“Summer Footie”

Groups B & C are the “Groups of Death”

On 14 June in Munich, Germany will host Scotland in the European Football Championship (U€FA €uro®). You know, the football championship where players play the game with their foots!

Great players are also excellent in the air with their heads. On the ground? Maybe not so much.

For the Americans reading, I call our college football and NFL “American Football”, and what we call soccer there is football to me here, as I never hesitate to affix the ‘American’ adjective upon anything I can, especially since the NFL is growing faster in Germany than any other country in the world! I must constantly remind Germans and Europeans that Americans have done more than popularize hamburgers.

The first-ever NFL regular season game was in Munich in 2022 with Tom Brady and the Tampa Bay Buccaneers.

(Which we have! Lots of great burger joints in Munich these days! Freshly baked buns, never frozen beef from ‘happy cows’ from real meadows and they’d never had their horns shorn. Oh, and a couple of Five Guys now sprinkled in for a quick fix!)

A quick fix AND a taste of America

However, I have not ‘gone Injun’ like the scene from Kevin Costner’s “Dances with Wolves”. I’m still so American in Munich that people can see me before I’ve turned the corner because they can see my Orlando Magic hat and tennis shoes before my face. I always get asked in shops “Sind Sie Amerikaner?” It must be my Sergeant Schultz German.

“Ja, ja, ich komme aus Kalifornien.”

“Kalifornien? Warum wohnen Sie (Why do you live) hier in Deutschland?”

“Der Regen gefällt mir (The rain please me).”

Cultural difference. When you say to a German you are from somewhere, to them that means you came from there (California) to live here. In America, ‘where you are from’ is your birthplace, your roots that you never forget.

One of the reasons I live in Munich.
Another reason: Munich at dusk – Mountains of German Alps behind Frauenkirche (Church of Our Lady)

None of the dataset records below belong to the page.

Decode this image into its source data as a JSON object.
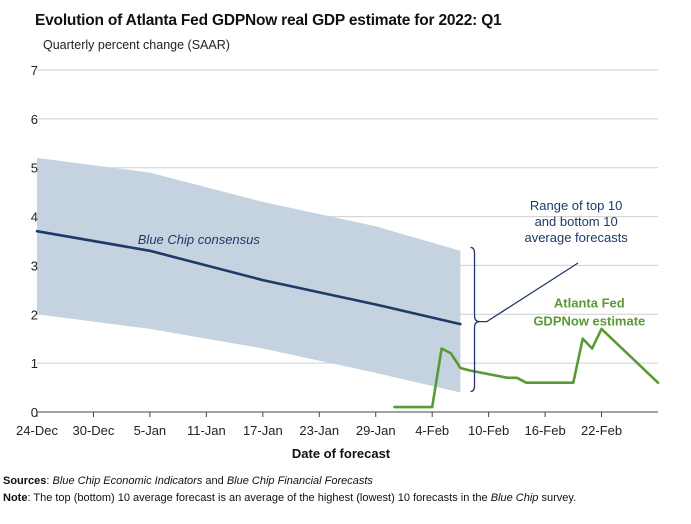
{
  "chart_data": {
    "type": "line",
    "title": "Evolution of Atlanta Fed GDPNow real GDP estimate for 2022: Q1",
    "subtitle": "Quarterly percent change (SAAR)",
    "xlabel": "Date of forecast",
    "ylabel": "",
    "ylim": [
      0,
      7
    ],
    "yticks": [
      "0",
      "1",
      "2",
      "3",
      "4",
      "5",
      "6",
      "7"
    ],
    "xticks": [
      "24-Dec",
      "30-Dec",
      "5-Jan",
      "11-Jan",
      "17-Jan",
      "23-Jan",
      "29-Jan",
      "4-Feb",
      "10-Feb",
      "16-Feb",
      "22-Feb"
    ],
    "grid": true,
    "range_band": {
      "upper": [
        [
          0,
          5.2
        ],
        [
          12,
          4.9
        ],
        [
          24,
          4.3
        ],
        [
          36,
          3.8
        ],
        [
          45,
          3.3
        ]
      ],
      "lower": [
        [
          0,
          2.0
        ],
        [
          12,
          1.7
        ],
        [
          24,
          1.3
        ],
        [
          36,
          0.8
        ],
        [
          45,
          0.4
        ]
      ]
    },
    "series": [
      {
        "name": "Blue Chip consensus",
        "color": "#1f3a68",
        "points": [
          [
            0,
            3.7
          ],
          [
            12,
            3.3
          ],
          [
            24,
            2.7
          ],
          [
            36,
            2.2
          ],
          [
            45,
            1.8
          ]
        ]
      },
      {
        "name": "Atlanta Fed GDPNow estimate",
        "color": "#5a9a35",
        "points": [
          [
            38,
            0.1
          ],
          [
            42,
            0.1
          ],
          [
            43,
            1.3
          ],
          [
            44,
            1.2
          ],
          [
            45,
            0.9
          ],
          [
            46,
            0.85
          ],
          [
            50,
            0.7
          ],
          [
            51,
            0.7
          ],
          [
            52,
            0.6
          ],
          [
            56,
            0.6
          ],
          [
            57,
            0.6
          ],
          [
            58,
            1.5
          ],
          [
            59,
            1.3
          ],
          [
            60,
            1.7
          ],
          [
            66,
            0.6
          ]
        ]
      }
    ],
    "annotations": {
      "consensus_label": "Blue Chip consensus",
      "range_label_lines": [
        "Range of top 10",
        "and bottom 10",
        "average forecasts"
      ],
      "gdpnow_label_lines": [
        "Atlanta Fed",
        "GDPNow estimate"
      ]
    }
  },
  "footer": {
    "sources_prefix": "Sources",
    "sources_colon": ": ",
    "sources_source1": "Blue Chip Economic Indicators",
    "sources_and": " and ",
    "sources_source2": "Blue Chip Financial Forecasts",
    "note_prefix": "Note",
    "note_text": ": The top (bottom) 10 average forecast is an average of the highest (lowest) 10 forecasts in the ",
    "note_italic": "Blue Chip",
    "note_end": " survey."
  },
  "colors": {
    "band": "#c5d3e0",
    "consensus": "#1f3a68",
    "gdpnow": "#5a9a35",
    "grid": "#cfcfcf",
    "bracket": "#1f3a68"
  }
}
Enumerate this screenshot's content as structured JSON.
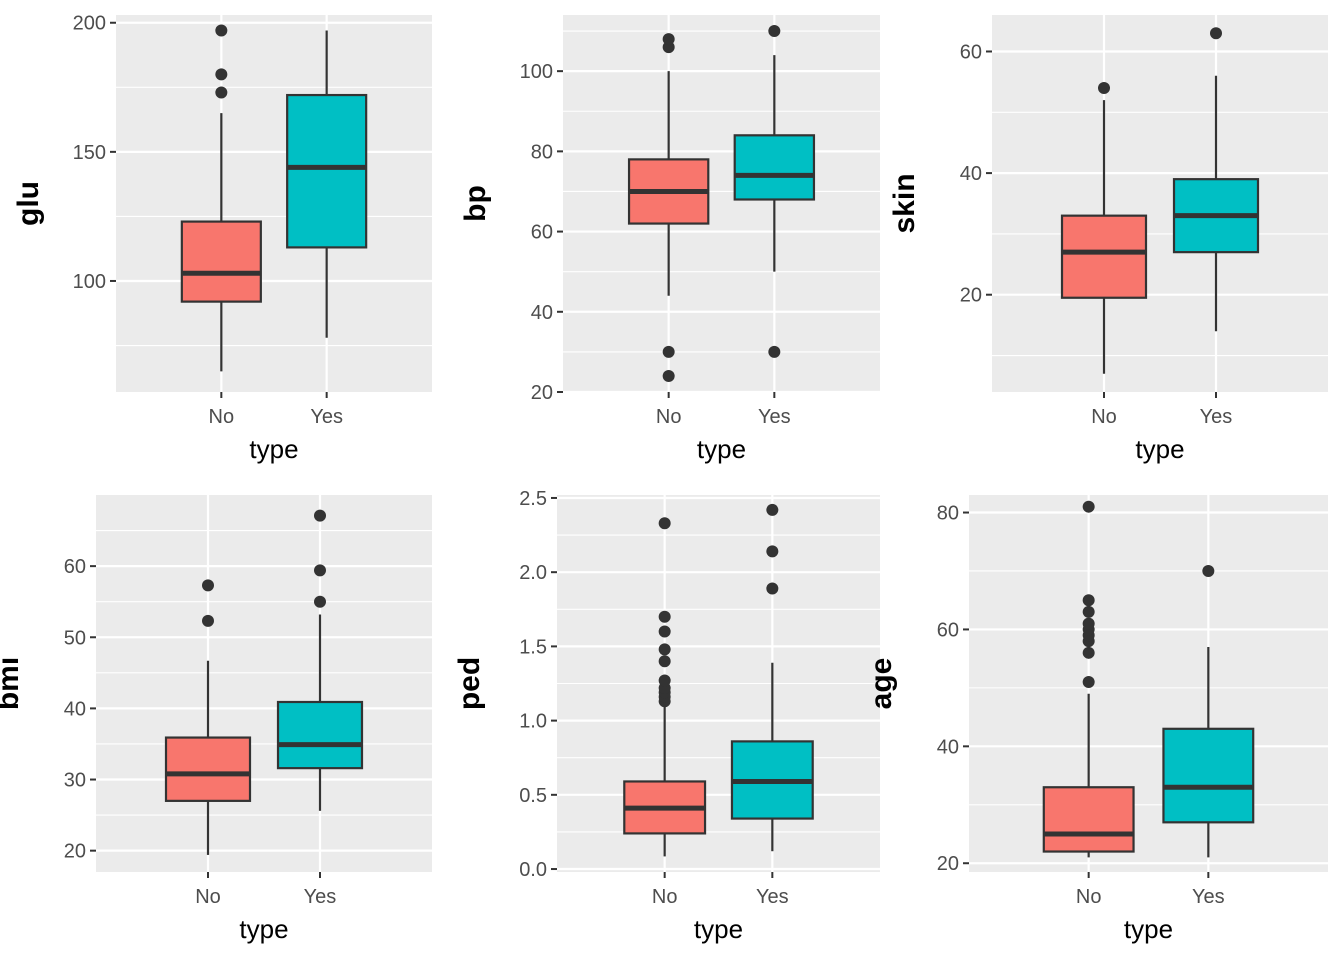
{
  "colors": {
    "No": "#F8766D",
    "Yes": "#00BFC4"
  },
  "chart_data": [
    {
      "type": "box",
      "xlabel": "type",
      "ylabel": "glu",
      "categories": [
        "No",
        "Yes"
      ],
      "ylim": [
        57,
        203
      ],
      "yticks": [
        100,
        150,
        200
      ],
      "yminor": [
        75,
        125,
        175
      ],
      "groups": [
        {
          "category": "No",
          "min": 65,
          "q1": 92,
          "median": 103,
          "q3": 123,
          "max": 165,
          "outliers": [
            173,
            180,
            197
          ]
        },
        {
          "category": "Yes",
          "min": 78,
          "q1": 113,
          "median": 144,
          "q3": 172,
          "max": 197,
          "outliers": []
        }
      ]
    },
    {
      "type": "box",
      "xlabel": "type",
      "ylabel": "bp",
      "categories": [
        "No",
        "Yes"
      ],
      "ylim": [
        20,
        114
      ],
      "yticks": [
        20,
        40,
        60,
        80,
        100
      ],
      "yminor": [
        30,
        50,
        70,
        90,
        110
      ],
      "groups": [
        {
          "category": "No",
          "min": 44,
          "q1": 62,
          "median": 70,
          "q3": 78,
          "max": 100,
          "outliers": [
            24,
            30,
            106,
            108
          ]
        },
        {
          "category": "Yes",
          "min": 50,
          "q1": 68,
          "median": 74,
          "q3": 84,
          "max": 104,
          "outliers": [
            30,
            110
          ]
        }
      ]
    },
    {
      "type": "box",
      "xlabel": "type",
      "ylabel": "skin",
      "categories": [
        "No",
        "Yes"
      ],
      "ylim": [
        4,
        66
      ],
      "yticks": [
        20,
        40,
        60
      ],
      "yminor": [
        10,
        30,
        50
      ],
      "groups": [
        {
          "category": "No",
          "min": 7,
          "q1": 19.5,
          "median": 27,
          "q3": 33,
          "max": 52,
          "outliers": [
            54
          ]
        },
        {
          "category": "Yes",
          "min": 14,
          "q1": 27,
          "median": 33,
          "q3": 39,
          "max": 56,
          "outliers": [
            63
          ]
        }
      ]
    },
    {
      "type": "box",
      "xlabel": "type",
      "ylabel": "bmi",
      "categories": [
        "No",
        "Yes"
      ],
      "ylim": [
        17,
        70
      ],
      "yticks": [
        20,
        30,
        40,
        50,
        60
      ],
      "yminor": [
        25,
        35,
        45,
        55,
        65
      ],
      "groups": [
        {
          "category": "No",
          "min": 19.4,
          "q1": 27,
          "median": 30.8,
          "q3": 35.9,
          "max": 46.7,
          "outliers": [
            52.3,
            57.3
          ]
        },
        {
          "category": "Yes",
          "min": 25.6,
          "q1": 31.6,
          "median": 34.9,
          "q3": 40.9,
          "max": 53.2,
          "outliers": [
            55,
            59.4,
            67.1
          ]
        }
      ]
    },
    {
      "type": "box",
      "xlabel": "type",
      "ylabel": "ped",
      "categories": [
        "No",
        "Yes"
      ],
      "ylim": [
        -0.02,
        2.52
      ],
      "yticks": [
        0.0,
        0.5,
        1.0,
        1.5,
        2.0,
        2.5
      ],
      "yticklabels": [
        "0.0",
        "0.5",
        "1.0",
        "1.5",
        "2.0",
        "2.5"
      ],
      "yminor": [
        0.25,
        0.75,
        1.25,
        1.75,
        2.25
      ],
      "groups": [
        {
          "category": "No",
          "min": 0.085,
          "q1": 0.24,
          "median": 0.41,
          "q3": 0.59,
          "max": 1.1,
          "outliers": [
            1.13,
            1.16,
            1.19,
            1.22,
            1.27,
            1.4,
            1.48,
            1.6,
            1.7,
            2.33
          ]
        },
        {
          "category": "Yes",
          "min": 0.12,
          "q1": 0.34,
          "median": 0.59,
          "q3": 0.86,
          "max": 1.39,
          "outliers": [
            1.89,
            2.14,
            2.42
          ]
        }
      ]
    },
    {
      "type": "box",
      "xlabel": "type",
      "ylabel": "age",
      "categories": [
        "No",
        "Yes"
      ],
      "ylim": [
        18.5,
        83
      ],
      "yticks": [
        20,
        40,
        60,
        80
      ],
      "yminor": [
        30,
        50,
        70
      ],
      "groups": [
        {
          "category": "No",
          "min": 21,
          "q1": 22,
          "median": 25,
          "q3": 33,
          "max": 49,
          "outliers": [
            51,
            56,
            58,
            59,
            60,
            61,
            63,
            65,
            81
          ]
        },
        {
          "category": "Yes",
          "min": 21,
          "q1": 27,
          "median": 33,
          "q3": 43,
          "max": 57,
          "outliers": [
            70
          ]
        }
      ]
    }
  ]
}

Despite the burger invasion and a properly placed affection for American football, Germany is still very much a real football nation. After the Olympics and World Cup, the U€FA €uro® is the biggest sports event in Europe every 4 years. Germany is no exception. Some of the fans say that the quality of the U€FA €uro® is even better than the World Cup because you have fewer Aussies, Kiwis, and Concacaf teams to dilute the solution. It is “the beautiful game” at its most exquisite. Also, the U€FA €uro® is at its most expensive and corrupt, part and parcel. But I digress.

One of many places to catch a match in Munich is Olympia Park (Olympia ‘Mountain’ Hintergrund).

The rest of Munich’s U€FA €uro®  schedule has Ukraine on 17 June (a home match for them, nearly 50,000 Ukrainians call Munich home now), Serbia on 26 June versus Slovenia (a home match for Serbia), and Serbia again on 25 June against Denmark. Actually, any match in Europe is a home match for Serbia.

On July 2nd, Munich has one of the “Sweet Sixteen” matches and a semi-final on July 9th.

England will be looking for glory and Germany is a joker. Germany could be excellent or atrocious. Nobody knows what’s in store.

As long as the winner isn’t France. They can sometimes be arrogant.

Or Italy. Nor Spain, neither. Italians are the best actors, with more dives than Greg Lougainis. Spain just plays keep away.

Belgium or The Netherlands would be cool, however, they never win trophies despite their talent. Croatia would be interesting if they won. Every tattoo parlor would need pictures of Croatian flags for the boom in business if Croatia were to win.

It is a nice flag.

Some small countries like Slovakia/Slovenia/Albania winning would be a great story. We would all get a free geography lesson.